Les récents tremblements de terre de magnitude 7,2 et 7,5 au Venezuela ont réactivé le Pérou, rendant possibles des tremblements de terre majeurs à Lima et Callao, villes à intense activité tectonique dans le Pacifique. L’Institut géophysique du Pérou (IGP) prévient que la côte centrale est restée sismiquement silencieuse depuis plus de 275 ans, ce qui augmente le risque d’un événement majeur ayant de graves conséquences humaines et structurelles.
En savoir plus: Alerte tremblement de terre ! L’IGP met en garde contre un possible tremblement de terre de magnitude 8,8 au Pérou : ce sont les zones les plus à risque
Risque sismique à Lima : habitat informel et risque structurel
Des études menées par l’USGS et des spécialistes de la construction s’accordent sur le fait que la vulnérabilité de Lima à un tremblement de terre majeur est exacerbée par sa forte densité de population et la qualité de ses bâtiments. Selon le Collège des architectes du Pérou (CAP), seule une minorité a construit avec des conseils professionnels, tandis que l’autoconstruction se fait sans normes techniques adéquates.
De plus, 45 % de la population vit dans des zones bâties ou des zones sujettes aux séismes, souvent situées sur des pentes ou des sols instables qui augmentent l’impact des tremblements de terre. Les experts préviennent qu’un événement d’une magnitude supérieure à huit pourrait provoquer l’effondrement de centaines de milliers de maisons et affecter des infrastructures critiques telles que les hôpitaux, les réseaux d’eau, d’électricité et de télécommunications à Lima et Callao.

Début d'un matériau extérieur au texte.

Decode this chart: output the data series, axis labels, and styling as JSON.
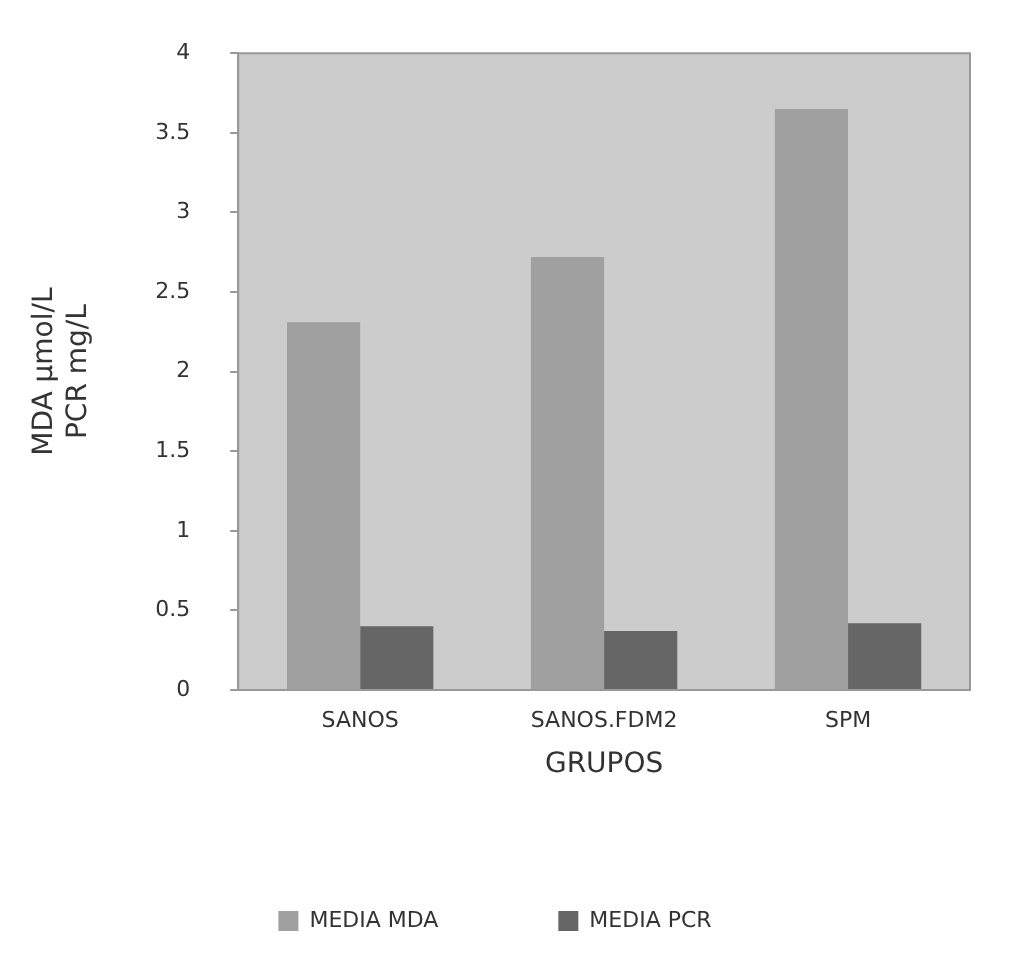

Vous pouvez voir : Carte d’identité gratuite | Le nouveau lot de citoyens recevra un document ce 25 juin : exigences et siège autorisé via Reniec
Microzonage sismique et avertissements de l’IGP pour un tremblement de terre de magnitude 8,8
Le ministère du Logement, de la Construction et de l’Assainissement et l’Université nationale d’ingénierie (UNI) ont identifié les quartiers très vulnérables grâce à des études de microzonage sismique. Des zones telles que Villa El Salvador, Chorillos, Villa María del Trinfo, Ventanilla et Ancon ont des sols fragiles et des bâtiments informels, qui augmentent le risque d’un tremblement de terre majeur dans la capitale péruvienne, selon de récents rapports techniques de l’IGP et d’institutions affiliées.
Le chef de l’IGP, Hernando Tavera, a réitéré que la côte centrale du Pérou a connu une longue période de silence sismique depuis le tremblement de terre de 1746, évoquant la possibilité d’un événement d’une magnitude de 8,8. C’est pour cette raison que les spécialistes recommandent de renforcer la culture de prévention, d’améliorer les infrastructures et de promouvoir des pratiques constantes pour réduire l’impact d’une éventuelle catastrophe sur la côte centrale.